Ma di tale povertà non c''è segno qui, in questa produzione da 150 milioni di dollari e 120 Tir, sponsorizzata Blackberry, con una lunga antenna arancione infilata sulla schiena del ragno e proiettata verso il cielo, a captare i ragazzi di Houston per festeggiare i 40 anni della scoperta della luna: con loro in collegamento, si fa una chiacchiera ecologica, e il concerto si trasforma brevemente in talk-show. Poesia e promozione si intrecciano allegramente. Tre laser verdi perlustrano la notte bollente della Catalogna, il ragnone cambia colori, e intorno si celebra il più incredibile spettacolo occidentale di comunione di passioni, di storie, di suoni. Un delirio, un trionfo.

Per abitudine, la ditta non esagera mai con la novità. Gli U2 sono obbligati a mettere in fila i loro brani più epici, da cori, e optano per una scaletta che vaga fra le epoche e le riscrive, con arrangiamenti audaci o inattesi. Si parte con il nuovo album, «No line on the Horizon», e «Breathe» è un buon inizio: «Ogni giorno debbo trovare il coraggio di uscire in strada», canta Bono elencando guai contemporanei come i virus e le stock options: solo per dire che uscire bisogna, e respirare, «e trovare la grazia dentro un suono». Quella stessa grazia conserva la sua voce, decisa nell''intonazione, duttile, ispirata. Credibile.

Lo stadio attacca a squarciagola «It''s a Beautiful Day», e segue commosso l''omaggio che Bono annuncia al pubblico: «Cantiamo per Michael Jackson»: «Angel of Harlem» ha dentro un''ampia citazione di «Man in the Mirror». Pare una serata familiare, perché spunta pure un inno di compleanno per un''amica di 25 anni: delicati vocalizzi fioriscono dentro «In a little while». Si fa festa quando lo schermo rotondo si allunga e si trasforma in un reticolo mobile che evoca una discoteca: è il momento più grandioso della serata, con «Vertigo» che si accoppia con il remix di «I''ll Go Crazy If You Don''t Go Crazy Tonight», i quattro in piedi sull''ampia pista circolare, in un sabba techno, ma punteggiato da interventi accortissimi di The Edge.

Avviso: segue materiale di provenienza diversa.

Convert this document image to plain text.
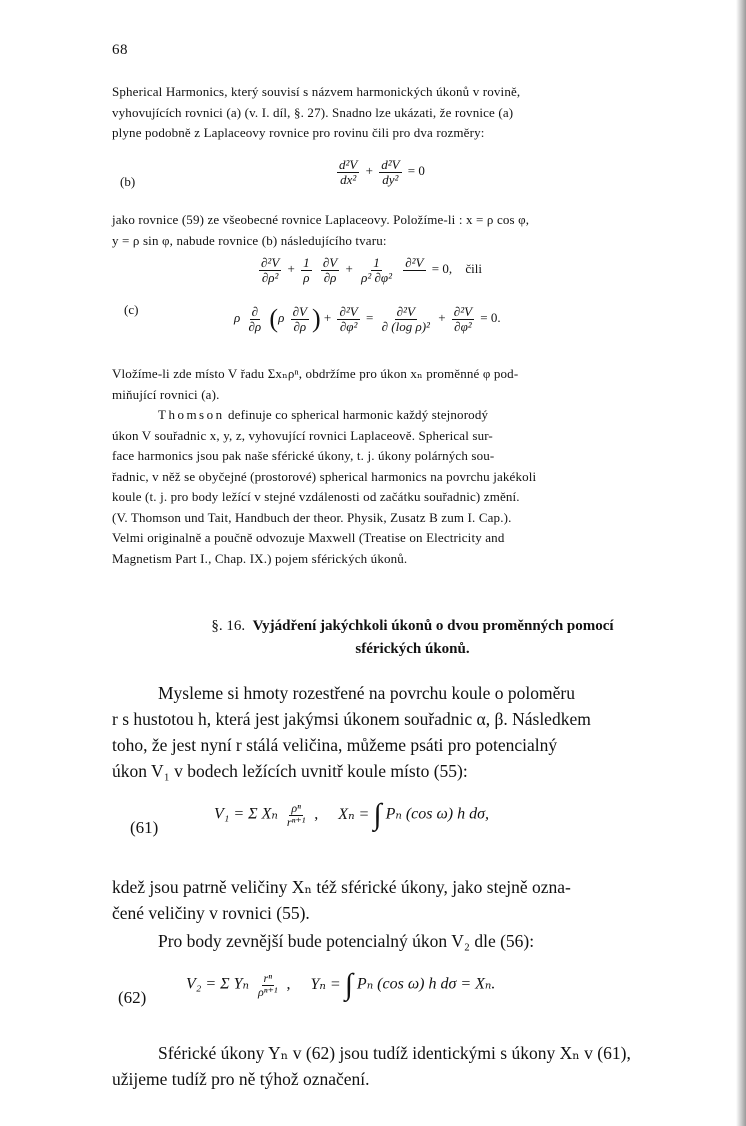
68
Spherical Harmonics, který souvisí s názvem harmonických úkonů v rovině,
vyhovujících rovnici (a) (v. I. díl, §. 27). Snadno lze ukázati, že rovnice (a)
plyne podobně z Laplaceovy rovnice pro rovinu čili pro dva rozměry:
(b)	$\frac{\text{d²V}}{\text{dx²}} + \frac{\text{d²V}}{\text{dy²}} = 0$
jako rovnice (59) ze všeobecné rovnice Laplaceovy. Položíme-li : x = ρ cos φ,
y = ρ sin φ, nabude rovnice (b) následujícího tvaru:
(c)
$\frac{\text{∂²V}}{\text{∂ρ²}} + \frac{1}{\rho}$
$\frac{\partial V}{\partial\rho} + \frac{1}{\text{ρ² ∂φ²}}$
∂²V
= 0, čili
ρ $\frac{\partial}{\partial\rho} (\rho \frac{\partial V}{\partial\rho}$ ) + $\frac{\text{∂²V}}{\text{∂φ²}} = \frac{\text{∂²V}}{\text{∂ (log ρ)²}} + \frac{\text{∂²V}}{\text{∂φ²}} = 0$.
Vložíme-li zde místo V řadu Σxₙρⁿ, obdržíme pro úkon xₙ proměnné φ pod-
miňující rovnici (a).
Thomson definuje co spherical harmonic každý stejnorodý
úkon V souřadnic x, y, z, vyhovující rovnici Laplaceově. Spherical sur-
face harmonics jsou pak naše sférické úkony, t. j. úkony polárných sou-
řadnic, v něž se obyčejné (prostorové) spherical harmonics na povrchu jakékoli
koule (t. j. pro body ležící v stejné vzdálenosti od začátku souřadnic) změní.
(V. Thomson und Tait, Handbuch der theor. Physik, Zusatz B zum I. Cap.).
Velmi originalně a poučně odvozuje Maxwell (Treatise on Electricity and
Magnetism Part I., Chap. IX.) pojem sférických úkonů.
§. 16. Vyjádření jakýchkoli úkonů o dvou proměnných pomocí
sférických úkonů.
Mysleme si hmoty rozestřené na povrchu koule o poloměru
r s hustotou h, která jest jakýmsi úkonem souřadnic α, β. Následkem
toho, že jest nyní r stálá veličina, můžeme psáti pro potencialný
úkon V₁ v bodech ležících uvnitř koule místo (55):
(61)
V₁ = Σ Xₙ $\frac{\text{ρⁿ}}{\text{rⁿ⁺¹}}$ , Xₙ = ∫ Pₙ (cos ω) h dσ,
kdež jsou patrně veličiny Xₙ též sférické úkony, jako stejně ozna-
čené veličiny v rovnici (55).
Pro body zevnější bude potencialný úkon V₂ dle (56):
(62)
V₂ = Σ Yₙ $\frac{\text{rⁿ}}{\text{ρⁿ⁺¹}}$ , Yₙ = ∫ Pₙ (cos ω) h dσ = Xₙ.
Sférické úkony Yₙ v (62) jsou tudíž identickými s úkony Xₙ v (61),
užijeme tudíž pro ně týhož označení.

La morale sembra essere, da qui in avanti, che le cose serie possono esser cantate anche in allegria, e velocità. Un pezzo ad alto tasso di emozione, «Sunday Bloody Sunday», è riscritto a rock veloce, a «Pride» e a «Where the Streets Have no Name» fanno iniezioni di botox. Ci si calma appena un po'' con «Walk On», con il volto di Aung San Suu Kyi sugli schermi, e una processione di gente sulla passerella per non lasciarla sola. Tutta l''ultima parte è dedicata alle tematiche sociali: dagli schermi Desmond Tutu loda chi combatte per una buona causa, dal Sudafrica all''Irlanda. Quasi mezzanotte, caldo da morire. Bono si toglie finalmente la giacchetta di pelle, loda i baci che arrivano per sms sugli schermi, ritorna per i bis sul palco dall''alto, appeso a una corda: amore, bontà, sponsor, canzoni si confondono dentro il magico mondo degli U2. «Moment of surrender» segna la fine di due ore indimenticabili, e l''inizio di un infinito rientro a casa dei 90 mila.